Actor Michael Kissin was speaking in his usual soft voice, so it was difficult to hear him over the coffee-shop din. Did he say he had just begun a "fake retirement" from his position as an associate theater professor at Minneapolis Community and Technical College?
Kissin smiled.
"Phased retirement," he said. "I'm teaching half-time this fall. So when Barbara dangled this script, I thought this is perfect. I can teach a couple days, rehearse the play and still have time to go up and work on my cabin."
More on the cabin later. Suffice it to say that Kissin's hands reflected his maintenance projects. His hands also have been holding a script for "The Twenty-Seventh Man." Barbara Brooks, artistic director of Minnesota Jewish Theatre Company (MJTC), asked Kissin to consider the 2012 play by Nathan Englander, which opened Saturday in St Paul.
Kissin's Twin Cities stage history goes back to 1980, when his college buddy Jack Reuler invited him to join the cast of the Warp Trilogy at Mixed Blood. He had planned to stay for a few months but never left. He worked for Reuler steadily at Mixed Blood and other professional theaters, hooked up the teaching job and probably reached his widest audience as the fiddle player in "A Christmas Carol" for 13 years at the Guthrie.
That gig ended five years ago when the Guthrie shifted gears on the annual holiday show. Kissin has directed many shows for MJTC but has not been on that stage since "Boychik," a solo show in 2006.

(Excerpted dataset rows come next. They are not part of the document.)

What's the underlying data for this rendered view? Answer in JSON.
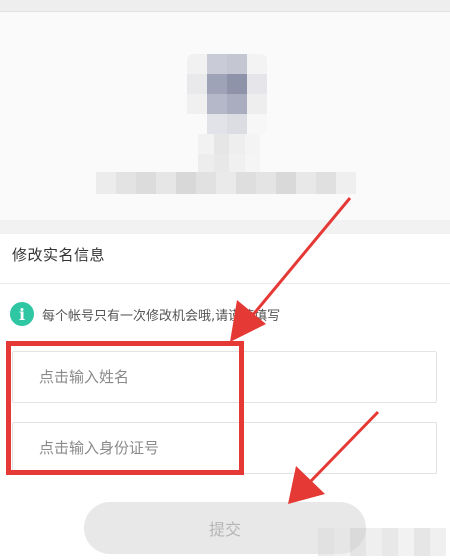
{
  "profile": {
    "avatar_desc": "pixelated avatar",
    "name_desc": "pixelated username"
  },
  "section": {
    "title": "修改实名信息"
  },
  "notice": {
    "icon": "info-icon",
    "text": "每个帐号只有一次修改机会哦,请谨慎填写"
  },
  "form": {
    "name_placeholder": "点击输入姓名",
    "id_placeholder": "点击输入身份证号",
    "submit_label": "提交"
  },
  "colors": {
    "accent_teal": "#2ec6a3",
    "annotation_red": "#e53935",
    "button_disabled_bg": "#e8e8e8"
  }
}
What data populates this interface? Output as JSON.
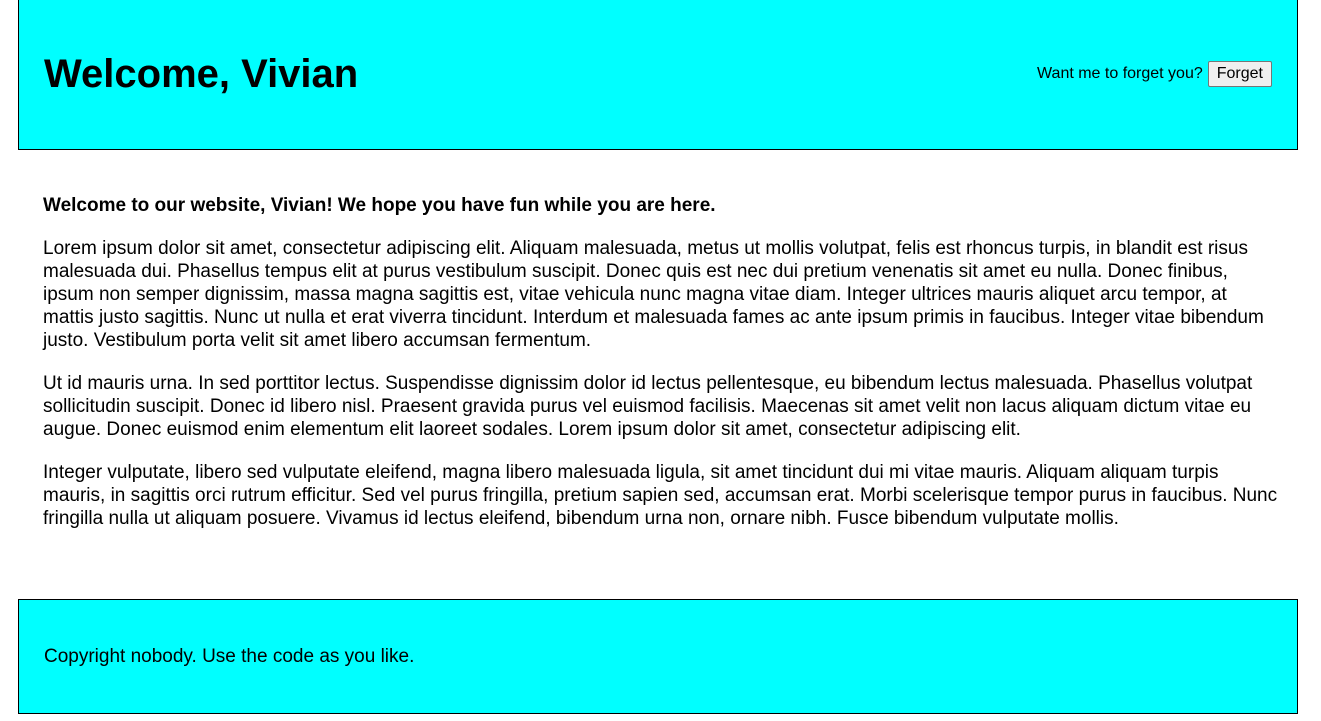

Kissin finds "a strong streak of resonance" in "The Twenty-Seventh Man," which is about Yiddish writers who were rounded up by Soviet leader Josef Stalin in the early 1950s. Kissin's ancestors on his father's side were Russian Jews who were driven out of the country by Cossacks in the early 20th century.
"It's interesting working on this piece because it's based on historic events," Kissin said. "Stalin murdered poets and believed that Yiddish culture threatened the Soviet system."